Huerta, fundadora junto con César Chávez del sindicato de Campesinos Unidos (UFW), hizo campaña con los Clinton durante las elecciones presidenciales de 2008 en varios estados de los EEUU. Ella ha expresado su apoyo actual a Hillary a quien cataloga como muy calificada y le asegura el cariño de la comunidad latina.
La lidereza lamentó que el senador Marco Rubio (R-FL) haya traicionado a la comunidad inmigrante a pesar de tener en sus manos un importante apoyo para lograr una reforma migratoria en 2013 y lo llamó oportunista. A Susana Martínez, gobernadora de Nuevo México; al senador Ted Cruz (R-TX), y Jeb Bush, exgobernador de Florida, los llamó equivocados y dijo que no representan los valores de la comunidad trabajadora latina.
Considero que Huerta no está tan alejada de la verdad. De hecho, me gusta mucho lo que dijo. Viniendo de una persona como ella, habrá pocos detractores. Es difícil opinar hoy en día sobre quién siente de verdad el ser latino en estos tiempos, y es entendible. Cada grupo étnico sentimos nuestra “latinidad” de diferente manera. Pero con relación a los políticos, podemos ser respetuosos pero no veo mal que se les señale cuando sus decisiones de trabajo van en contra de la comunidad.
En mi experiencia en Chicago y tomando el ejemplo de doña Dolores, he visto lo “descorazonado” que están muchos políticos latinos tanto en la ciudad como a nivel estatal. Al igual que Rubio, Cruz y otros, hay algunos aquí que han votado en contra de los intereses de la comunidad latina. Se han casado con agendas que no traen beneficios a nuestra comunidad y lo peor es que muchos trabajan para sus jefes políticos y se convierten en votos a favor de cualquier propuesta sin importar cómo perjudica a nuestra gente.
Es claro que no todos o todas sienten así, pero de que los hay, los hay.

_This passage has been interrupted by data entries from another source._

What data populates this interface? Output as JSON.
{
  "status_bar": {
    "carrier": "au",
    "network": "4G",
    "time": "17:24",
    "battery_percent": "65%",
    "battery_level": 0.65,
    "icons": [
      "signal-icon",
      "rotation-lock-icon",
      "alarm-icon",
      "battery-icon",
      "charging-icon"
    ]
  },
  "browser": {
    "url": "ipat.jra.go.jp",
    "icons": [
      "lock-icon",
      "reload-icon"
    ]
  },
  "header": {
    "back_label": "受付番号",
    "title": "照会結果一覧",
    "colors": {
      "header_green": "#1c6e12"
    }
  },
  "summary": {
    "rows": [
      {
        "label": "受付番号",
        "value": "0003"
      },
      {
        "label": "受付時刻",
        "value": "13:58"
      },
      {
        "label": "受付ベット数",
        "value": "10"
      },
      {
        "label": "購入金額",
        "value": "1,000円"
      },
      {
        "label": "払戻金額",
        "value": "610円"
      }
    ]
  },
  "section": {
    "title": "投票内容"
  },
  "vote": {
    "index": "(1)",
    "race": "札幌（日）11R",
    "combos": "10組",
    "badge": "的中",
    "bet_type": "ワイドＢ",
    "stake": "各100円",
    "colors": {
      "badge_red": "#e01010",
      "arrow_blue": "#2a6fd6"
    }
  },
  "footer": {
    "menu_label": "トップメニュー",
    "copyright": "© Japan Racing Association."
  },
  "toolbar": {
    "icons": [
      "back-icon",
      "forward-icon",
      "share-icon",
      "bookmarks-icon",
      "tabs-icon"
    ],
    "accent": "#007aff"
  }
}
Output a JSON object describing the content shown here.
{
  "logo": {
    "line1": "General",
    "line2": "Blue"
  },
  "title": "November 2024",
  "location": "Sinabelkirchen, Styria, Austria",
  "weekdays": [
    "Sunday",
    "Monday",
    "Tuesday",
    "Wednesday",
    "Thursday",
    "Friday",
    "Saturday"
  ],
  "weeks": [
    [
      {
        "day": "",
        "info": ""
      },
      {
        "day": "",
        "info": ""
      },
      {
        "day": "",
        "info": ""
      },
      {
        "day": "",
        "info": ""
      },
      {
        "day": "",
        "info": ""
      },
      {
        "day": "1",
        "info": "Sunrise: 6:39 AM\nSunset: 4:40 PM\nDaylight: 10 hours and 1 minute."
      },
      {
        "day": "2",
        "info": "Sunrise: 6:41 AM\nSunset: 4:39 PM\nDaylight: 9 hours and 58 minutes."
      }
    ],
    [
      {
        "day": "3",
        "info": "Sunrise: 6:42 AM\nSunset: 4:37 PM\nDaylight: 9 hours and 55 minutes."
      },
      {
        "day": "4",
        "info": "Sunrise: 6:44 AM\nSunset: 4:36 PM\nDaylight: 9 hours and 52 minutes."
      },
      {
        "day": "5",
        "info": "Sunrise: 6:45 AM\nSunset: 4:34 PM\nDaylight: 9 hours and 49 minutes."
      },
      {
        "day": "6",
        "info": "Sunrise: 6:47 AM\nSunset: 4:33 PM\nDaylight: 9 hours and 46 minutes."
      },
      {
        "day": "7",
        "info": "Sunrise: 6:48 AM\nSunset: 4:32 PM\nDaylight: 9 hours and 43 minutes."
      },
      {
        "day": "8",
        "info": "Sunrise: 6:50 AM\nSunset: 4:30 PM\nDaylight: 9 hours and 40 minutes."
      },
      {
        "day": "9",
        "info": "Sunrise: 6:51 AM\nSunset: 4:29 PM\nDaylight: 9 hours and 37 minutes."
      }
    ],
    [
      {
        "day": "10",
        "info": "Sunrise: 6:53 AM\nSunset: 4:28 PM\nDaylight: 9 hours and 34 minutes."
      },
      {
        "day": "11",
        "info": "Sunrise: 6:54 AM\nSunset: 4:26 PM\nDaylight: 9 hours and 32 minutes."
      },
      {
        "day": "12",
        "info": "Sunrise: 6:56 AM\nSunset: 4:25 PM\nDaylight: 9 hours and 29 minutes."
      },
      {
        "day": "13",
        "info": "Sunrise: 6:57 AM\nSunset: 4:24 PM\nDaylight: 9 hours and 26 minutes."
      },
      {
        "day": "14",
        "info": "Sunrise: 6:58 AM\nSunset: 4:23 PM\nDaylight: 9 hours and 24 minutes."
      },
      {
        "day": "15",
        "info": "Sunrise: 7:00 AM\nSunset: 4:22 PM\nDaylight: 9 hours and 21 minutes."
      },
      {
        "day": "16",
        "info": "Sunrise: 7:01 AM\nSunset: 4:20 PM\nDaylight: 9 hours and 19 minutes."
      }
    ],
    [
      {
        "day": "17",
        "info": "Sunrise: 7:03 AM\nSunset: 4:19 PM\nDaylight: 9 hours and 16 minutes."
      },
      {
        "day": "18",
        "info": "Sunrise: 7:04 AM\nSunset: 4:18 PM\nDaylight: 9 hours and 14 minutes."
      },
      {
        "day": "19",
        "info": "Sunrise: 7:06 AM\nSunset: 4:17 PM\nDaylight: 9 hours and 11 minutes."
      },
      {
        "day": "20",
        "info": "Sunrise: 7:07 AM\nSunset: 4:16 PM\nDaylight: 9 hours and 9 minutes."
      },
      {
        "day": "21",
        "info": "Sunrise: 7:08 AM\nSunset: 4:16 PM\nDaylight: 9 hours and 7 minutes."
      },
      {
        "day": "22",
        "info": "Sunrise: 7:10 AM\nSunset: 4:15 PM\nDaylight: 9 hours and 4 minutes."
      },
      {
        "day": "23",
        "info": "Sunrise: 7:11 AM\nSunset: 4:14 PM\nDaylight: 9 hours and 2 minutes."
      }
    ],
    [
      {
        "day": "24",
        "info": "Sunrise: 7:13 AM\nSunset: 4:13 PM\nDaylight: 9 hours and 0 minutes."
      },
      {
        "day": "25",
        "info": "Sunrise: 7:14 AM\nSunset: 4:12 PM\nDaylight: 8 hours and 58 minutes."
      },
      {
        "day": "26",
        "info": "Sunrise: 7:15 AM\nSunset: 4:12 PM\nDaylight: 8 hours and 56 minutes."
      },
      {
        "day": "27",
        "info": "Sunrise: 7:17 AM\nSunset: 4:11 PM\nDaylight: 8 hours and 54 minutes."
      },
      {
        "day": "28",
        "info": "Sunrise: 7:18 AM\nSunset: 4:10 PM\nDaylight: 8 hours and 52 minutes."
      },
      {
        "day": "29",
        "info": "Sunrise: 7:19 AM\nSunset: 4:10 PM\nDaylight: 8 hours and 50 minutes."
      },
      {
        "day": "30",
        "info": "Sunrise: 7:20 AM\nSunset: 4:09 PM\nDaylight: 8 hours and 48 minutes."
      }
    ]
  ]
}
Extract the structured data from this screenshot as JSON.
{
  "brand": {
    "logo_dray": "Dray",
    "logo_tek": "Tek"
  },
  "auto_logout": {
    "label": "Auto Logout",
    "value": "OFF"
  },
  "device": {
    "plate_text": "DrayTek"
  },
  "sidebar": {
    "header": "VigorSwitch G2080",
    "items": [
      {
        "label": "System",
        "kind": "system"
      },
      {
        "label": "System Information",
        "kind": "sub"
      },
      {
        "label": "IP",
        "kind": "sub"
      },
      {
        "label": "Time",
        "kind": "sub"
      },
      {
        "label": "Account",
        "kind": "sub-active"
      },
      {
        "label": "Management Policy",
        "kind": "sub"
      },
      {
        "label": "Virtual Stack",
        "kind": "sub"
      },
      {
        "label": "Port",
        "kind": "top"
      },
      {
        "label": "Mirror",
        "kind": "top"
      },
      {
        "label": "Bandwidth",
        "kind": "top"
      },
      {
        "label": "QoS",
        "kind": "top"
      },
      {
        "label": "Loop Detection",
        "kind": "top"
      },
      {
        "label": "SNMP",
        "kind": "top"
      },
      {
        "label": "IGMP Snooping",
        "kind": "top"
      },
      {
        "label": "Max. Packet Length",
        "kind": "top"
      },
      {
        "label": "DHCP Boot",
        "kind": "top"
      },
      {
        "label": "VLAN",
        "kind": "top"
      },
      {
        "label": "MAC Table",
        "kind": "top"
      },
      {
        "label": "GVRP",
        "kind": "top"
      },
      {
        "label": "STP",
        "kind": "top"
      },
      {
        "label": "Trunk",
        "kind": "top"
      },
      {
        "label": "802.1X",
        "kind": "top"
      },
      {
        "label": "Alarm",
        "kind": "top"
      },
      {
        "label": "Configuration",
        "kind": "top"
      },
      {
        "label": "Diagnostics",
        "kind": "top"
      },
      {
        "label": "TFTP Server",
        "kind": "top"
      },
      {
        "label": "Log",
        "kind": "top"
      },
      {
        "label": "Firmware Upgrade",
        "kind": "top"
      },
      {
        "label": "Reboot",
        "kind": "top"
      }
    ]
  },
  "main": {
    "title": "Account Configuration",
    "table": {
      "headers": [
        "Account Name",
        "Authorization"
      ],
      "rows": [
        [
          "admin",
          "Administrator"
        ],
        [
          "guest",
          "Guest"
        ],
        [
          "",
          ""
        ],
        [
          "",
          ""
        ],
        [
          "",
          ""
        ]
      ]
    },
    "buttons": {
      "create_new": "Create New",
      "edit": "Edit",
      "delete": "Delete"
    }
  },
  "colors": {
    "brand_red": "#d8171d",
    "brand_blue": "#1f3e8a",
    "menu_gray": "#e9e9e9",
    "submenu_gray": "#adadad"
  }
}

Tomemos el caso de los concejales de origen hispano en Chicago que tendrán que votar por la nueva Junta de Educación sin representación latina. No creo que esto le signifique un problema al alcalde Rahm Emanuel y será votado sin mucho escrutinio. O qué tal los representantes que deberán cambiar su voto en Springfield en el tema del presupuesto o el de las pensiones y todo por cuidar su capital político y no tener que encarar a un rival puesto por un alcalde o un gobernador revanchista. Esa es una realidad.
Un caso que puede ser ejemplo en esta historia es el de la vicegobernadora de nuestros estado, Evelyn Sanguinetti, en un tiempo no muy lejano dijo que iba a gobernar y que su voz sería escuchada en la oficina del gobernador Rauner. Ella no ha mencionado nada sobre las decisiones de su jefe en estos primeros meses y que han afectado a las minorías, particularmente a los latinos. Los latidos de su corazón latino no se han escuchado.
Es importante recordar que hay otros líderes políticos que, aunque no son latinos, sí poseen un corazón latino. No tendrán el apellido ni el idioma español, pero entienden las necesidades de la comunidad. Tal vez no les escuchamos porque no están en nuestros distritos y no salen en la televisión en español como otros. Los temas que apoyan no son sólo relacionados con la inmigración, sino que abarcan otros de igual importancia como derechos para los trabajadores, salarios, derechos de la mujer y los niños, igualdad de matrimonio, vivienda digna, educación bilingüe y otros. Hay que reconocer.
Volviendo a Huerta, ella dice que los políticos han podido ganar porque tienen nombre latino, porque pueden hablar español, pero afirma que nuestra comunidad debe estar más educada para saber a cuáles de esos candidatos les hace falta el corazón latino. Esto de verdad, es clave. Entre más educados estemos en cómo trabaja el gobierno, los temas que se discuten, los programas que se aprueban o no, las alianzas que se forman, etc., estaremos mucho mejor.
Como dije, me gusta lo que expresó Huerta, y agregaría que no sólo cuestionemos a los funcionarios electos sobre si tienen corazón latino, pienso que debemos hacernos la misma pregunta a nosotros mismos. Los que votamos, los que somos voluntarios, los que somos trabajadores, los que pagamos impuestos, los que nos levantamos todos los días a trabajar, a lavar, a enseñar, a salvar y a cuidar niños o aliviar pacientes. ¿Hacemos nuestras labores con corazón latino?